IRF540 is an N-channel MOSFET that is mainly used in switching regulators, switching converters relay drivers, etc. The reason behind using MOSFET in the INVERTER circuit is a high switching transistor that works in very low gate drive power and has high input impedance.
Explanation of 100 watts inverter circuit
- In this 100 watts inverter circuit diagram, we observe that the 12V battery is connected to the diode LED and also connected to the pin8, PIN7, PIN9, and PIN12 of the IC. The positive power supply is also to pins 4,5,6 and 14 which are stable and complement the stability of the IC CD 4047. The Basic function of the Diode in the circuit is to prevent reverse current.
- CD4047 IC works in the stable multi-vibrator mode To work it in a stable multi-vibrator mode we need a capacitor that is connected between the pin1 and pin3 of the IC. Pin2 is connected through the resistor and a variable resistor to change the output frequency of the inverter. Pins 10 and 11 of the IC are connected to the gate of the IRF540. The output frequencies of pins 10 and 11 generate frequency with a 50% duty cycle.
- The output frequency is connected to the MOSFET through 220-ohm resistors which will help to prevent the loading of the MOSFET. The main AC current is generated by both MOSFET (IRF540). Here MOSFET acts as two electronic switches.
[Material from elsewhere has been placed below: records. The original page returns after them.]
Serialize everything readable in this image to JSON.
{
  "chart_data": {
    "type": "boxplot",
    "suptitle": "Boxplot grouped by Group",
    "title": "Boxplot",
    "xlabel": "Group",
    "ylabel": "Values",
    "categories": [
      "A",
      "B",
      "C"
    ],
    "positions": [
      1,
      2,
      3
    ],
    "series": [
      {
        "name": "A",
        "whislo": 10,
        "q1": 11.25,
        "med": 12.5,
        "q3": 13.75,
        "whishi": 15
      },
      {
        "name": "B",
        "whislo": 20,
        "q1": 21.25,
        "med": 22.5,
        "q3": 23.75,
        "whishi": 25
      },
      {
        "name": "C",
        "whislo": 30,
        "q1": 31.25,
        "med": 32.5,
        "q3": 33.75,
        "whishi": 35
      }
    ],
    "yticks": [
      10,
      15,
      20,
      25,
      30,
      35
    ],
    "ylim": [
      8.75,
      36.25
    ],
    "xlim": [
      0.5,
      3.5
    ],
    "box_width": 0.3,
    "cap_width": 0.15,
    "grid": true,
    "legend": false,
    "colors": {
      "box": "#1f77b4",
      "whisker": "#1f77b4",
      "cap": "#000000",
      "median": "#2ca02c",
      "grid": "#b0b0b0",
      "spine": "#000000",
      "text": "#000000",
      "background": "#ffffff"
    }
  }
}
- The output AC is given to the step-up transformer of the secondary coil from this coil to increase AC voltage. These voltages depend on the power of the transformer.
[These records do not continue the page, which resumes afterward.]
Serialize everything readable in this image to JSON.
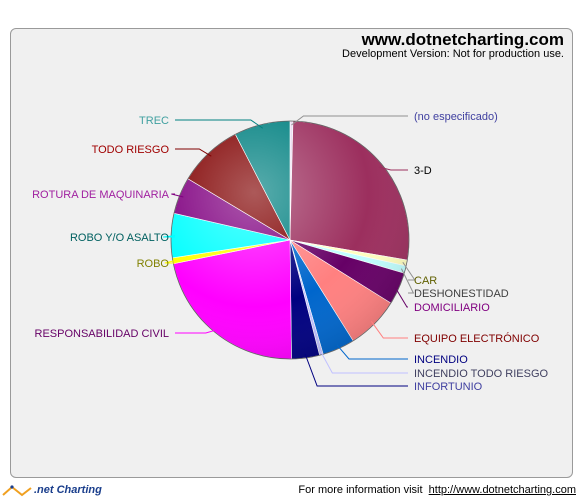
{
  "watermark": {
    "title": "www.dotnetcharting.com",
    "subtitle": "Development Version: Not for production use."
  },
  "footer": {
    "brand": ".net Charting",
    "info_text": "For more information visit",
    "info_link": "http://www.dotnetcharting.com"
  },
  "chart_data": {
    "type": "pie",
    "slices": [
      {
        "label": "(no especificado)",
        "value": 0.4,
        "color": "#e8d8f0"
      },
      {
        "label": "3-D",
        "value": 27.3,
        "color": "#9c2f5e"
      },
      {
        "label": "CAR",
        "value": 0.8,
        "color": "#ffffc0"
      },
      {
        "label": "DESHONESTIDAD",
        "value": 1.0,
        "color": "#c0ffff"
      },
      {
        "label": "DOMICILIARIO",
        "value": 4.4,
        "color": "#660066"
      },
      {
        "label": "EQUIPO ELECTRÓNICO",
        "value": 7.2,
        "color": "#ff8080"
      },
      {
        "label": "INCENDIO",
        "value": 4.4,
        "color": "#0066cc"
      },
      {
        "label": "INCENDIO TODO RIESGO",
        "value": 0.5,
        "color": "#c0c0ff"
      },
      {
        "label": "INFORTUNIO",
        "value": 3.8,
        "color": "#000080"
      },
      {
        "label": "RESPONSABILIDAD CIVIL",
        "value": 22.0,
        "color": "#ff00ff"
      },
      {
        "label": "ROBO",
        "value": 0.8,
        "color": "#ffff00"
      },
      {
        "label": "ROBO Y/O ASALTO",
        "value": 6.0,
        "color": "#00ffff"
      },
      {
        "label": "ROTURA DE MAQUINARIA",
        "value": 5.0,
        "color": "#800080"
      },
      {
        "label": "TODO RIESGO",
        "value": 8.8,
        "color": "#800000"
      },
      {
        "label": "TREC",
        "value": 7.6,
        "color": "#008080"
      }
    ]
  }
}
- In this way, DC is converted into AC Current.
Notes
- The battery can be a 12V/ 6Ah lead-acid battery.
- MOSFET must be fitted with one proper heat sink to protect.
- Transformer can be a 9-0-9 V primary, 230V/110v secondary, or 150VA transformer.
- There is a very simple one suitable for low-grade applications not for high watts output.